The immediate benefit is that businesses are able to see their customers in a more complete light. The integrated channel views are leading to improved call-handling efficiencies and faster problem resolutions. For example, the end customers don’t have to repeat themselves to operators on the phone, and there are fewer gaps in customer service. Thanks to Hadoop, these ISVs have seen significant drops in operational costs. Crunching millions of interactions is now running in minutes and hours as opposed to days and weeks.
We also have a large healthcare provider who’s using Hadoop with IBM’s BigInsights text analytics. They’re faced with the problem of identifying patients that have recalled implants, such as hip replacements, spinal implants, and the like. Unfortunately, the information is buried in thousands of medical records in textual form. Can you imagine teams of nurses reading through patient medical records, trying to piece together the maker, model, serial number, etc. for these implants? With text analytics running on a distributed platform like Hadoop and Spark, they are able to identify patients programmatically, more accurately, and quickly.
Q: Can you talk briefly about IBM’s involvement with Linux and with open source?
IBM has been at the forefront of the open source movement, starting with its contributions to Apache HTTP server, and the Apache Foundation itself, continuing on with the Eclipse Foundation, and its embrace of Linux with its own Linux Technology Center.
IBM’s contributions to Linux include ports to mainframe, the Power architecture, and the Cell Broadband Engine.
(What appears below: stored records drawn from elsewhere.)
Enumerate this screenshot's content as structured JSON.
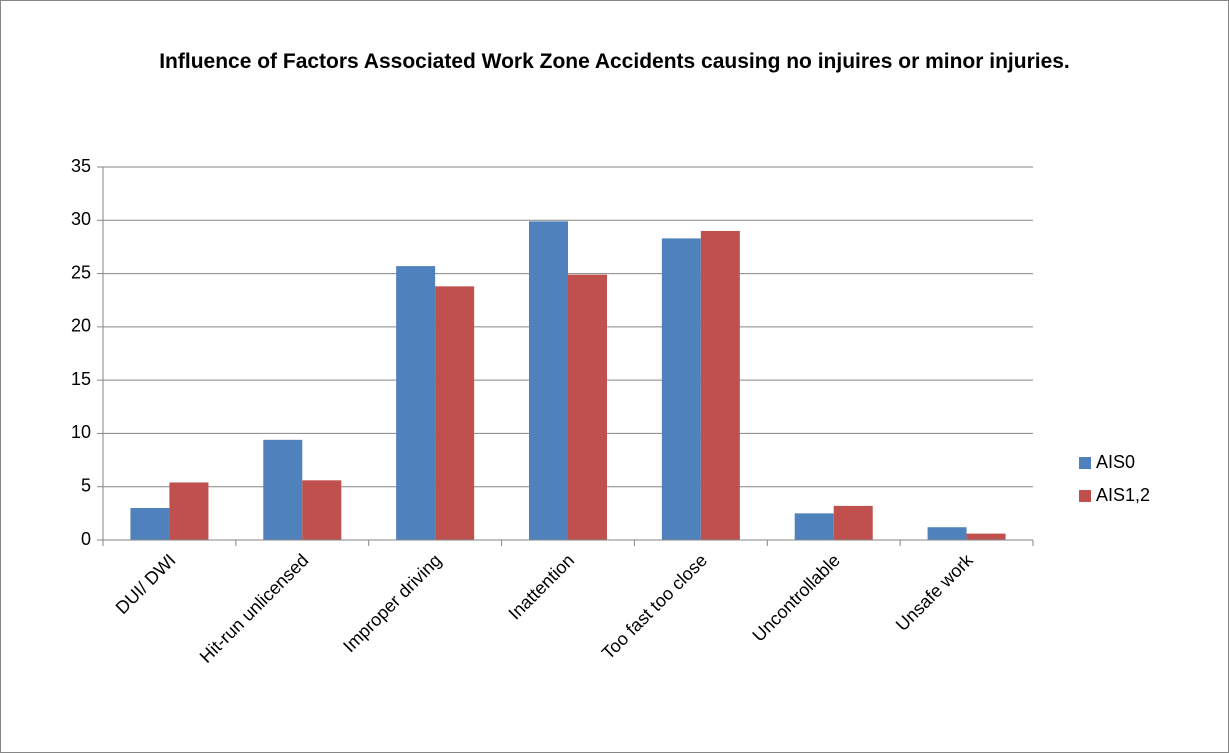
{
  "chart_data": {
    "type": "bar",
    "title": "Influence of Factors Associated Work Zone Accidents causing no injuires or minor injuries.",
    "categories": [
      "DUI/ DWI",
      "Hit-run unlicensed",
      "Improper driving",
      "Inattention",
      "Too fast too close",
      "Uncontrollable",
      "Unsafe work"
    ],
    "series": [
      {
        "name": "AIS0",
        "color": "#4f81bd",
        "values": [
          3.0,
          9.4,
          25.7,
          29.9,
          28.3,
          2.5,
          1.2
        ]
      },
      {
        "name": "AIS1,2",
        "color": "#c0504d",
        "values": [
          5.4,
          5.6,
          23.8,
          24.9,
          29.0,
          3.2,
          0.6
        ]
      }
    ],
    "ylim": [
      0,
      35
    ],
    "yticks": [
      0,
      5,
      10,
      15,
      20,
      25,
      30,
      35
    ],
    "grid": true,
    "legend": "right"
  }
}
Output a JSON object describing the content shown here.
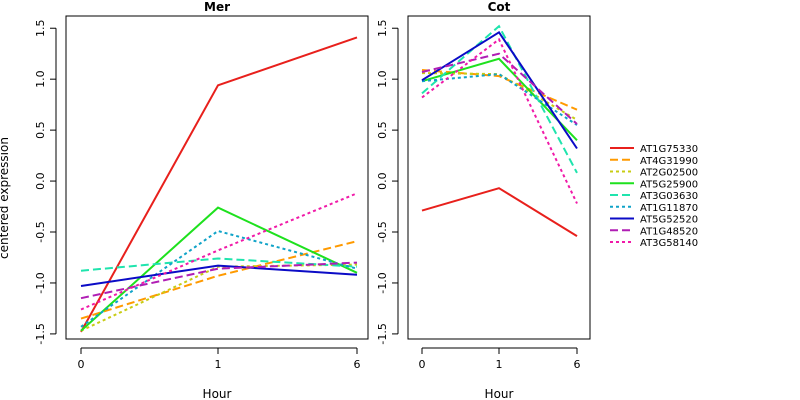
{
  "chart_data": {
    "type": "line",
    "ylabel": "centered expression",
    "ylim": [
      -1.55,
      1.62
    ],
    "yticks": [
      -1.5,
      -1.0,
      -0.5,
      0.0,
      0.5,
      1.0,
      1.5
    ],
    "ytick_labels": [
      "-1.5",
      "-1.0",
      "-0.5",
      "0.0",
      "0.5",
      "1.0",
      "1.5"
    ],
    "legend_position": "right",
    "panels": [
      {
        "title": "Mer",
        "xlabel": "Hour",
        "categories": [
          "0",
          "1",
          "6"
        ],
        "series": [
          {
            "name": "AT1G75330",
            "values": [
              -1.48,
              0.94,
              1.41
            ]
          },
          {
            "name": "AT4G31990",
            "values": [
              -1.35,
              -0.93,
              -0.59
            ]
          },
          {
            "name": "AT2G02500",
            "values": [
              -1.47,
              -0.84,
              -0.82
            ]
          },
          {
            "name": "AT5G25900",
            "values": [
              -1.47,
              -0.26,
              -0.9
            ]
          },
          {
            "name": "AT3G03630",
            "values": [
              -0.88,
              -0.76,
              -0.84
            ]
          },
          {
            "name": "AT1G11870",
            "values": [
              -1.43,
              -0.49,
              -0.86
            ]
          },
          {
            "name": "AT5G52520",
            "values": [
              -1.03,
              -0.83,
              -0.92
            ]
          },
          {
            "name": "AT1G48520",
            "values": [
              -1.15,
              -0.86,
              -0.8
            ]
          },
          {
            "name": "AT3G58140",
            "values": [
              -1.26,
              -0.68,
              -0.12
            ]
          }
        ]
      },
      {
        "title": "Cot",
        "xlabel": "Hour",
        "categories": [
          "0",
          "1",
          "6"
        ],
        "series": [
          {
            "name": "AT1G75330",
            "values": [
              -0.29,
              -0.07,
              -0.54
            ]
          },
          {
            "name": "AT4G31990",
            "values": [
              1.09,
              1.03,
              0.7
            ]
          },
          {
            "name": "AT2G02500",
            "values": [
              1.06,
              1.05,
              0.6
            ]
          },
          {
            "name": "AT5G25900",
            "values": [
              0.98,
              1.2,
              0.4
            ]
          },
          {
            "name": "AT3G03630",
            "values": [
              0.86,
              1.52,
              0.08
            ]
          },
          {
            "name": "AT1G11870",
            "values": [
              0.98,
              1.05,
              0.55
            ]
          },
          {
            "name": "AT5G52520",
            "values": [
              0.99,
              1.46,
              0.32
            ]
          },
          {
            "name": "AT1G48520",
            "values": [
              1.07,
              1.25,
              0.56
            ]
          },
          {
            "name": "AT3G58140",
            "values": [
              0.82,
              1.39,
              -0.22
            ]
          }
        ]
      }
    ],
    "styles": [
      {
        "color": "#e8201c",
        "dash": "solid"
      },
      {
        "color": "#ff9a00",
        "dash": "dashed"
      },
      {
        "color": "#c8cc14",
        "dash": "dotted"
      },
      {
        "color": "#1ee11e",
        "dash": "solid"
      },
      {
        "color": "#1fe4ad",
        "dash": "dashed"
      },
      {
        "color": "#10a3c8",
        "dash": "dotted"
      },
      {
        "color": "#0b0bc6",
        "dash": "solid"
      },
      {
        "color": "#b01eb4",
        "dash": "dashed"
      },
      {
        "color": "#f01aa8",
        "dash": "dotted"
      }
    ]
  }
}
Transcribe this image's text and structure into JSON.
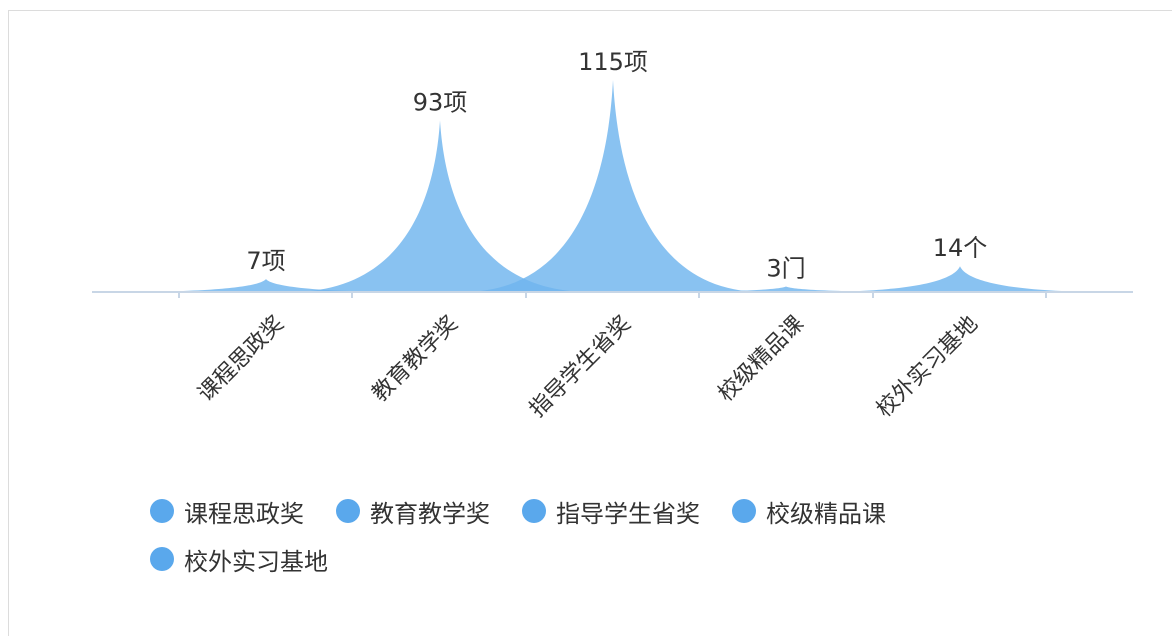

These ports enable support for Linux on all modern IBM systems and allow Linux to be at the heart of IBM solutions regardless of hardware platform. More than 500 IBM software products now run natively on Linux, including WebSphere, DB2, and systems management products.
In addition to its involvement in Linux, IBM has been actively contributing to open source platforms including Hadoop, Node.js, and Docker. The latest in this trail of open source advancement by IBM has been the announcement of the Spark Technology Center to promote and enhance the Apache Spark platform.
Q: You’re scheduled to give a keynote called “Apache Spark — Making the Unthinkable Possible.” Can you tell us briefly what it’s about? How is IBM contributing to the stretching of boundaries of Big Data thinking?
The Watson initiative is an example of Big Data thinking. We are pushing the boundaries on assimilating all existing data and knowledge and using that to predict and provide guidance on wide range of topics from healthcare, to financial advice, to management of natural resources, to even cooking up a new recipe from a set of ingredients. This is the new age of using data to not only predict outcomes but to change them based on ongoing events.